Defendant qualifies under subsection (c) because my acceptance of the State's recommendation of a noncustodial sentence was necessarily based in part on finding that "defendant's continued presence in the community, or in a civil treatment center or program, will not prove a danger to the community."

Subsection (a) provides that a court "may" suspend further proceedings. This means that the court must go beyond finding that defendant meets the subsection (c) standards. "[T]he court also has broad discretion, considering all relevant factors, * * * to determine whether such person is otherwise a fit subject for the statutory program." State v. Sayko, supra, 71 N.J. at 13.

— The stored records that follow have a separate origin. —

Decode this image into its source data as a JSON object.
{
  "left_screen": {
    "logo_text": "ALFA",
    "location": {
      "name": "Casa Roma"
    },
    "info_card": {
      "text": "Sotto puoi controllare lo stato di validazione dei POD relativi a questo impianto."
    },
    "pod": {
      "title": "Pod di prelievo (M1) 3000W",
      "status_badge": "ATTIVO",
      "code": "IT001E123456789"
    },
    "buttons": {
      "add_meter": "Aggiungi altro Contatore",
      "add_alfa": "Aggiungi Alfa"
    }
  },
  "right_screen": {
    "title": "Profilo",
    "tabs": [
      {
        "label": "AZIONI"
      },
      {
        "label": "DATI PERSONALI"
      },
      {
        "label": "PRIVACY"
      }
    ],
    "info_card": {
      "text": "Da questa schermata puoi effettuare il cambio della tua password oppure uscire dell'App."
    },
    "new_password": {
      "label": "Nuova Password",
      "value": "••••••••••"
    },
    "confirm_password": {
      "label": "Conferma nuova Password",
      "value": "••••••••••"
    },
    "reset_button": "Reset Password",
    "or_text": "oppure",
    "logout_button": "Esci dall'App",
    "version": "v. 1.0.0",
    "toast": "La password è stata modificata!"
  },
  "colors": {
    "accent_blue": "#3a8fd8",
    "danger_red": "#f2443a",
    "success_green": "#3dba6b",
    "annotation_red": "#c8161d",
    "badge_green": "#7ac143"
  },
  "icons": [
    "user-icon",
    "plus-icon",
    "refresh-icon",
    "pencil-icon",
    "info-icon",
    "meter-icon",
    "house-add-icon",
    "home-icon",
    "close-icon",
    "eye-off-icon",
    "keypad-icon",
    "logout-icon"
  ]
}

In exercising that discretion I consider it relevant that the Legislature did not intend to afford what is essentially a legislative pardon to someone in the situation of this defendant. State v. Johnson, 137 N.J. Super. 27, 31 (App. Div. 1975). Had the original proceedings not been aborted by the suppression order, defendant would be facing charges *449 that would have rendered him ineligible for § 27 consideration. He was indicted for possession with intent to distribute. The State has strong evidence of that crime, defendant having admitted to the police his ownership of the incriminating evidence. The best face his attorney could put on the matter at oral argument was that young people today do not consider use or distribution of marijuana morally wrong. Nothing detracts from the probity of the State's evidence of guilt. Cf. State v. Di Luzio, 130 N.J. Super. 222, 230-34 (Law Div. 1974).

Judicial discretion exercised under subsection (a) also encompasses general sentencing considerations. State v. Sayko, supra, 71 N.J. at 13, n. 3. But for the suppression order, defendant would in the usual course of events most likely have pleaded guilty to possession with intent to distribute or have been convicted of that and possession after a trial. He has avoided this fate neither through lack of criminality nor as consideration for cooperation in other criminal investigations. Defendant should not escape as well the relatively minor and possibly temporary stigma of a disorderly persons conviction.